Les malades sont exemptés de jeuner

Dès que s’annonce le mois sacré, de nombreux de patients s’empressent de  consulter leur médecin traitant pour s’enquérir de leur état de santé. Certains s’interrogent aussi s’ils peuvent et doivent observer le jeûne. Nombre d’entre eux ignorent, cependant, les recommandations du médecin et font fi des versets coraniques qui autorisent un malade à ne pas s’acquitter de son devoir religieux. Ils continuent à jeuner et ce, malgré les risques qui pèsent sur leur santé du fait de l’abstinence.

L’imam Djelloul Guessoul de la mosquée «El Qods» de Hydra, revient sur cette question récurrente pourtant tranchée par les oulémas. «Les Algériens tiennent beaucoup au jeûne, en dépit des recommandations des médecins appuyées par l’autorisation religieuse des imams consultés. Il faut savoir avant tout, précise l’imam, que le musulman sera comptable devant Dieu quant à sa santé physique ou morale. De ce fait, poursuit-il, il est obligé de prendre soins de sa santé, quitte à rompre le jeûne.» Et de préciser : «le musulman qui s’abstient de jeuner en raison de problèmes de santé, tel que les maladies chroniques ou autres, est doublement récompensé.»
Par ailleurs, notre interlocuteur rappelle que la charia facilite les choses pour le croyant en cas de grandes difficultés. «Le jeûne du mois de Ramadhan est certes une obligation que doit accomplir tout musulman apte à le faire», renchérit-il.
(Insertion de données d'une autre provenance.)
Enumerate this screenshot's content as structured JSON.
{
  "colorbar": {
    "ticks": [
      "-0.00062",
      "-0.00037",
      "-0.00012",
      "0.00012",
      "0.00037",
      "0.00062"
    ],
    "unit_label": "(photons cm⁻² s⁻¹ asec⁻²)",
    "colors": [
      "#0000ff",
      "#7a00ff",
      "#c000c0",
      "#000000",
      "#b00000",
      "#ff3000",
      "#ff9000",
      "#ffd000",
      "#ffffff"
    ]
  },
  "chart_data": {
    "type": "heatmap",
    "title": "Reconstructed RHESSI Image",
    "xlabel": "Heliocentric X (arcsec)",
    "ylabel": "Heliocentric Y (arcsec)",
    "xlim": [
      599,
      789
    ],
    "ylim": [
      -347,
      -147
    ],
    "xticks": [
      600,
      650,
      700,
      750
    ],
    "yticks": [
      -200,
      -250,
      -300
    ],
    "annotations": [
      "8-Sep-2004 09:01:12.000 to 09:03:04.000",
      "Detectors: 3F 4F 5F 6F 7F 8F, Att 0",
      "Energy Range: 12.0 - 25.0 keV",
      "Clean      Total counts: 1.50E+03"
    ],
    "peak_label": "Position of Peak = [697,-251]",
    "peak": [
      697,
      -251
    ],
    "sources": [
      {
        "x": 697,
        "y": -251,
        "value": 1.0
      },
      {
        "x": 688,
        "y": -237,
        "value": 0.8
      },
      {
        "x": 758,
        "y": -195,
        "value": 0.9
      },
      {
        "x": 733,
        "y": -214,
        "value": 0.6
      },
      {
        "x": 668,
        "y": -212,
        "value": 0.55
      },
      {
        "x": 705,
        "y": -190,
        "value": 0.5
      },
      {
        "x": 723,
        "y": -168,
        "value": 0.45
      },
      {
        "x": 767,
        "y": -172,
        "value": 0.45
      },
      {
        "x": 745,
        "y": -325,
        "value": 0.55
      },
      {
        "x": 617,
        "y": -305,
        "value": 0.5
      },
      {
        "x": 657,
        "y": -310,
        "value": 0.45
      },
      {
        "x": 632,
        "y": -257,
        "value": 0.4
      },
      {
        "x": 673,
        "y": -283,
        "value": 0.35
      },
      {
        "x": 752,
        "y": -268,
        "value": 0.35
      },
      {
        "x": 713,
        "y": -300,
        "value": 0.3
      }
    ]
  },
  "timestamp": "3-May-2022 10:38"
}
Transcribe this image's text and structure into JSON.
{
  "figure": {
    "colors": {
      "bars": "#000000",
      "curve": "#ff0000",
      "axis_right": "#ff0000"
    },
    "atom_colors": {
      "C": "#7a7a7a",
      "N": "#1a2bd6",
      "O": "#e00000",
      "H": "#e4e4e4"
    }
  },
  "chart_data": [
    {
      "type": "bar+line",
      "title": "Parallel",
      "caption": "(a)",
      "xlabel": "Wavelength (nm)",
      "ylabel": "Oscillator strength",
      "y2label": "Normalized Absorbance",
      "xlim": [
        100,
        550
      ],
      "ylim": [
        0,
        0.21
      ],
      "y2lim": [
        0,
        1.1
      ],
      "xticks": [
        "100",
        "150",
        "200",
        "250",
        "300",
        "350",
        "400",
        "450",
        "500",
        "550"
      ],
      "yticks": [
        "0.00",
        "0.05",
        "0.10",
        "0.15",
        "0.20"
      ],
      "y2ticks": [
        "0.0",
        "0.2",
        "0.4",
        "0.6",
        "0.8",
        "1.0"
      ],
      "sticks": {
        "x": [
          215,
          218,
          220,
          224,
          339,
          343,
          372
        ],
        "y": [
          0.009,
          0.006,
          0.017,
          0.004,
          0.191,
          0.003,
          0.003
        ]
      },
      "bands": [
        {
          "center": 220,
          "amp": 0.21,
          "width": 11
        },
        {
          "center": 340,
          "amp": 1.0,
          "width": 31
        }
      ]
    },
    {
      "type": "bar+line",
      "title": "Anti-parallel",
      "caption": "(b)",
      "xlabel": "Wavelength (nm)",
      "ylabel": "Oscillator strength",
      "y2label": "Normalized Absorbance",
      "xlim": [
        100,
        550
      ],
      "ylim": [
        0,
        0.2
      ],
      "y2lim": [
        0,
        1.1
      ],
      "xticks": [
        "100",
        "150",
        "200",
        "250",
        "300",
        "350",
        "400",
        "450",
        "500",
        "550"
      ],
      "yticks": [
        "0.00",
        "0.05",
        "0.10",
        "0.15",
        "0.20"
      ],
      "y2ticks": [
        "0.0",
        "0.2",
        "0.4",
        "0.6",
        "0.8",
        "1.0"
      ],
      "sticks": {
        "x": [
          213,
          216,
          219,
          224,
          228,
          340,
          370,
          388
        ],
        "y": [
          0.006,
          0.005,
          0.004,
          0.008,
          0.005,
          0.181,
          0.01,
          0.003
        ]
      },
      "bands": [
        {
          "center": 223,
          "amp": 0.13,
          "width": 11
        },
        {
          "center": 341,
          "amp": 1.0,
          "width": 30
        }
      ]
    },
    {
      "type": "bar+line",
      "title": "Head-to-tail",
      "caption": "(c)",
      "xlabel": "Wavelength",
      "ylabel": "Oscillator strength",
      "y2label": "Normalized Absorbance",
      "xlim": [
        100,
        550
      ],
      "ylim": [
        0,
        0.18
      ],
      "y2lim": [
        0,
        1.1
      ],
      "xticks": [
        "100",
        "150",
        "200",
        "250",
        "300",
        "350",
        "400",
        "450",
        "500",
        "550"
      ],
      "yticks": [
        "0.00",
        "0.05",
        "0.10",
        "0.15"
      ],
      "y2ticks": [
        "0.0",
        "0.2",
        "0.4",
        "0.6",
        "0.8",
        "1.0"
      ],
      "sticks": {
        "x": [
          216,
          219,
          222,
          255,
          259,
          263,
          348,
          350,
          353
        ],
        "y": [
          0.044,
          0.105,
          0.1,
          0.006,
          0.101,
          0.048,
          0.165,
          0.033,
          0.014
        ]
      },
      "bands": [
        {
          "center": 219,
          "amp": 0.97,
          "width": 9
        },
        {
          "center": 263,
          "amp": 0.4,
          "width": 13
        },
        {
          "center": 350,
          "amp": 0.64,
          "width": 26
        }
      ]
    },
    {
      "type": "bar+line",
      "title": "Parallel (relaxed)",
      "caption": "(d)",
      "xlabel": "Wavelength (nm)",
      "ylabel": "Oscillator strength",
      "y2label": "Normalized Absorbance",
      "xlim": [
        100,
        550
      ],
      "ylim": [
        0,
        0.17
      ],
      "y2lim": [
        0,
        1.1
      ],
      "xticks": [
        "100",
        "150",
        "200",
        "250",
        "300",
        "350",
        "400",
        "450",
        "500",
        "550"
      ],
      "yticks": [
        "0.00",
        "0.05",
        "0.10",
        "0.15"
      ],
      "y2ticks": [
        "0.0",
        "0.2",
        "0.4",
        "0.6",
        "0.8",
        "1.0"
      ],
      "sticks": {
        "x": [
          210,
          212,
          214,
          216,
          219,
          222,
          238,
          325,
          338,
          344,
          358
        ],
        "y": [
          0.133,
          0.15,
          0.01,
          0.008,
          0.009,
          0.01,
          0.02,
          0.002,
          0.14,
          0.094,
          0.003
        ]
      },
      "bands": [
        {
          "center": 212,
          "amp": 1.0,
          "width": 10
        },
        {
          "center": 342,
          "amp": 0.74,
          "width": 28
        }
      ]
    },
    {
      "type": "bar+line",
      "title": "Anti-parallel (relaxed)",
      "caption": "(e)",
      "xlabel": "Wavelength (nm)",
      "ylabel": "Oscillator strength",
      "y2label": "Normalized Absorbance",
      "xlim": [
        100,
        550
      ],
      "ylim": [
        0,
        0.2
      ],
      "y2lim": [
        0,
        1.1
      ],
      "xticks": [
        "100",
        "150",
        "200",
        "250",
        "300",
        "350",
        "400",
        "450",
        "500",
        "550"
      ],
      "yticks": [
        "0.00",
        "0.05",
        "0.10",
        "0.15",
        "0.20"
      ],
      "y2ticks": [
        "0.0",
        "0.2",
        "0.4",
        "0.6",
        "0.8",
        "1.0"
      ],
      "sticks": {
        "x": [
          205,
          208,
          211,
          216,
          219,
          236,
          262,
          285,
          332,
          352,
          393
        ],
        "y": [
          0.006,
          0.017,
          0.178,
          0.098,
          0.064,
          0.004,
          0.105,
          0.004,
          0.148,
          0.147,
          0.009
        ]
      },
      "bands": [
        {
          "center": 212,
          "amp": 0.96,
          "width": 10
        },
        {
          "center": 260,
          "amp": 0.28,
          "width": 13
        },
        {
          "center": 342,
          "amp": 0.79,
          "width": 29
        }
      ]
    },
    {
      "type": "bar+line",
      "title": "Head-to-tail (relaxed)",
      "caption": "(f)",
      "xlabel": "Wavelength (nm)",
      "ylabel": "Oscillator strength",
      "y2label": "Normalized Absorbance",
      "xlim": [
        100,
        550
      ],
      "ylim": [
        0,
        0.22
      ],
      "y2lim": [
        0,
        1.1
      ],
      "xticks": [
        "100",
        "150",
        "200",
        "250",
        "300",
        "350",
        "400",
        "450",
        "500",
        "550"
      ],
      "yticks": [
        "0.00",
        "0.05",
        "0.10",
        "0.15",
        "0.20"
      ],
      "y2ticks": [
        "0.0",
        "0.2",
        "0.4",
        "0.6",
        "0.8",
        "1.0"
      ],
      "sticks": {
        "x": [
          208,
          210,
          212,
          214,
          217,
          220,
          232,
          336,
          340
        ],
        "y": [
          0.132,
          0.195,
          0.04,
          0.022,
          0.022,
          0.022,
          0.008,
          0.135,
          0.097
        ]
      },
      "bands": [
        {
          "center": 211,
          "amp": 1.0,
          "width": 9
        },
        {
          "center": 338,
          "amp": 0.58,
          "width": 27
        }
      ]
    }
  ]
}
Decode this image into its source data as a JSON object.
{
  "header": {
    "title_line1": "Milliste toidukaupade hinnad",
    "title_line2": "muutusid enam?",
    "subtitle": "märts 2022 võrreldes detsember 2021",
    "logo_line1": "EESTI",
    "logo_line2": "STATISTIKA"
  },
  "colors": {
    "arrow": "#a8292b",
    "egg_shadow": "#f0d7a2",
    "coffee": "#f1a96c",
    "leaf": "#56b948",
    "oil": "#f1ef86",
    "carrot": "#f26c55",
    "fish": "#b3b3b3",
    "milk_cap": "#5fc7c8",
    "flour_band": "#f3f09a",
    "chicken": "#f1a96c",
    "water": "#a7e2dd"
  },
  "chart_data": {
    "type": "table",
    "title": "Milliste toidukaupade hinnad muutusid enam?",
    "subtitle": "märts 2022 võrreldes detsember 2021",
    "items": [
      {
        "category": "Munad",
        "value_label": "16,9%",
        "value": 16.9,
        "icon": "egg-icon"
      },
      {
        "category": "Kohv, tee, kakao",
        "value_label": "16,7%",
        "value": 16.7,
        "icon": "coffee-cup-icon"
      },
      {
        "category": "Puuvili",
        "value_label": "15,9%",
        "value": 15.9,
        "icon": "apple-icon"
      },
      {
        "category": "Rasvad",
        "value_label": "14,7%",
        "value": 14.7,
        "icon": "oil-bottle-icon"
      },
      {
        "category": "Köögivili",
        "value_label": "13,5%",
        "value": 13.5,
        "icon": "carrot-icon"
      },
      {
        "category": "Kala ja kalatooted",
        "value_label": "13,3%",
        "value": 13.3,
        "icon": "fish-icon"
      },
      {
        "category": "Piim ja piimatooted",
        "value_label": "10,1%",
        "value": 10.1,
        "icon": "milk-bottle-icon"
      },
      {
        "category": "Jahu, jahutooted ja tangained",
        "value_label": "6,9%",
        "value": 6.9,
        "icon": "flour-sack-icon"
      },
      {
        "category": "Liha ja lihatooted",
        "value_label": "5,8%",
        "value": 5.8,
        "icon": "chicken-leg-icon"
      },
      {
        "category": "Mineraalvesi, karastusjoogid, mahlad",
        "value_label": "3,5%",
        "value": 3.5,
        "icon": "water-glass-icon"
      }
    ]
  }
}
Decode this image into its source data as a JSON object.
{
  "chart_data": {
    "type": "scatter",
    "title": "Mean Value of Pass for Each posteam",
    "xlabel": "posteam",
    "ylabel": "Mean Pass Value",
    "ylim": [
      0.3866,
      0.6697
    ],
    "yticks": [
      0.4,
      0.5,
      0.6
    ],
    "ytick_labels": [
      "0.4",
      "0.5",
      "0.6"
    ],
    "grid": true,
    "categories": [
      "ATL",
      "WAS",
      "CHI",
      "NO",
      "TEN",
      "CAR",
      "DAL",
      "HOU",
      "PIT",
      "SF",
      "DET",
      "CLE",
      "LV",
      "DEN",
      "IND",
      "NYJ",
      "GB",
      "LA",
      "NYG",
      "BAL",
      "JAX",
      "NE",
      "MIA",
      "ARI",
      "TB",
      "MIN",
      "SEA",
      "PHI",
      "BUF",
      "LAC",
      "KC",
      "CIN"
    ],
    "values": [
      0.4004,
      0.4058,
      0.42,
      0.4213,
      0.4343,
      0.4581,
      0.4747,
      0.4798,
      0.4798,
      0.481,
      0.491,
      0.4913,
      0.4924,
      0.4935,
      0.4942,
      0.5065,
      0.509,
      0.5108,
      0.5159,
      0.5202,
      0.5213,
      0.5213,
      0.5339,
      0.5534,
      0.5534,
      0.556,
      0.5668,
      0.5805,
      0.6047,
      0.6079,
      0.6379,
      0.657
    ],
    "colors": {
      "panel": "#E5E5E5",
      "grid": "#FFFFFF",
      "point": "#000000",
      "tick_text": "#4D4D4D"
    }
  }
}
Toutefois, des empêchements, comme le voyage et la maladie, sont considérés comme des autorisations de rupture du jeûne», souligne Guessoul, qui cite un verset de la Sourat «El Bakara». «Quiconque d’entre vous est malade ou en voyage, devra jeuner un nombre égal d’autres jours». L’imam est formel :«Il est  établi qu’une personne malade durant le mois de Ramadhan est exemptée du jeûne. Elle devra simplement rattraper les jours manqués, une fois rétablie.».
S’agissant des maladies chroniques, ne pouvant rattraper ces jours, la fidya leur est exigée en guise de compensation. Comme l’indique le verset coranique, pour chaque jour non jeuné, le concerné doit nourrir un pauvre. Interrogé sur le caractère licite ou non de l’injection, l’imam précise que «seules celles  considérées comme ‘nutritives ’invalident le jeûne.». Et de conclure : «l’injection intramusculaire n’est pas une forme de subsistance ou de nourriture, elle est de ce fait autorisée.»